The End of the Point by Elizabeth Graver
Sometimes you can tell a book by it’s cover – The End of the Point by Elizabeth Graver has a picture of a clear blue sky over a pebble beach, a lone boat house in the distance. Idyllic one thinks, and that is how the Porter family felt about their summer home on Ashaunt Point. Many families know that the summer home – or cottage – is the one place does (or should not) not change, not substantially at least. It is the place we all return to year after year, as life changes this one place does not. We age, life happens, but the summer place where we all gather stays the same, providing a sense of security and solace.
Of course, sometimes change does happen. At Ashaunt Point change begins with the Second World War and the arrival of the army to establish a base on the point. The influx of soldiers disrupts the otherwise insular community, and the effects of their influence will filter through future generations of the Porter family.
The Porters are a family used to their inherited wealth and the privilege of household staff, the Scottish Bea who came to America after the death of her mother, hired to care for the children. Bea would care for all the Porter children into another generation well after the war is over, an integral part of the family for the rest of her life. The Porter children are for Bea the children she did not have herself, she cares for them when they are young and remains a confidant all of their lives.

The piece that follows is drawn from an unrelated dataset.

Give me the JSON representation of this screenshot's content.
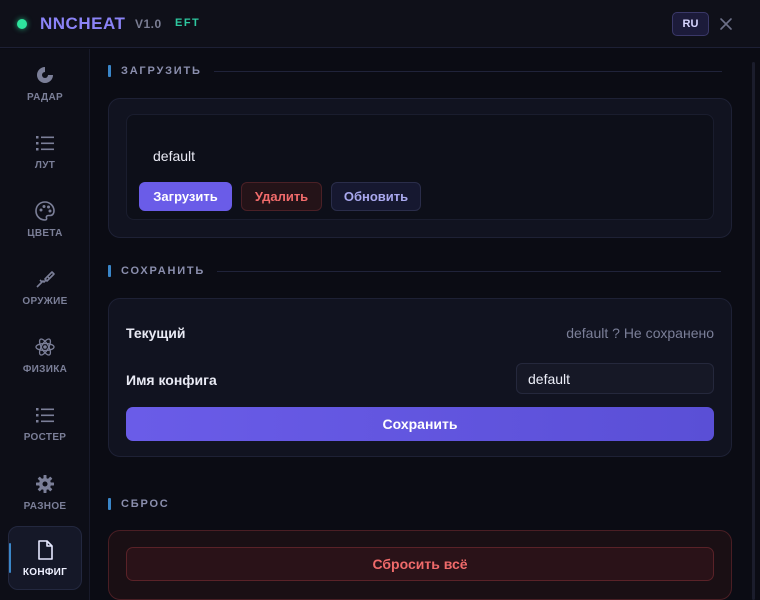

The parents, young at the beginning of the novel, age and die. Like life. The children grow up, some more or less happy with their lives, some struggling. Like life. The summer home is constant, “to return here is always a reminder of times’ passage” writes one adult child almost 20 years after the end of the war. Returning to Ashaunt in the midst of marital problems she knows her husband loves her, but questions if he understands her. In spite of her life as a busy mother this young woman desires an academic life as well, and “conversations that I return from changed”.
More than fifty years after the novel begins, and the young mother at the beginning has become an elderly woman, she thinks how lucky she is “to have had the sky and the sea before her at any time of day or night”. She thinks of her husband, her brother who died so young, her son who worried her so but has recently married, and her other children and grandchildren. She realizes she “wasted a great deal of energy expecting too much from herself and everybody else”.
The End of the Point is a story about family, that messy, sometimes difficult, often miraculous thread connecting generations of parents, children, grandparents – the deaths and the new life, a constantly changing organism. We see ourselves in these characters, through the astute observations of the writer.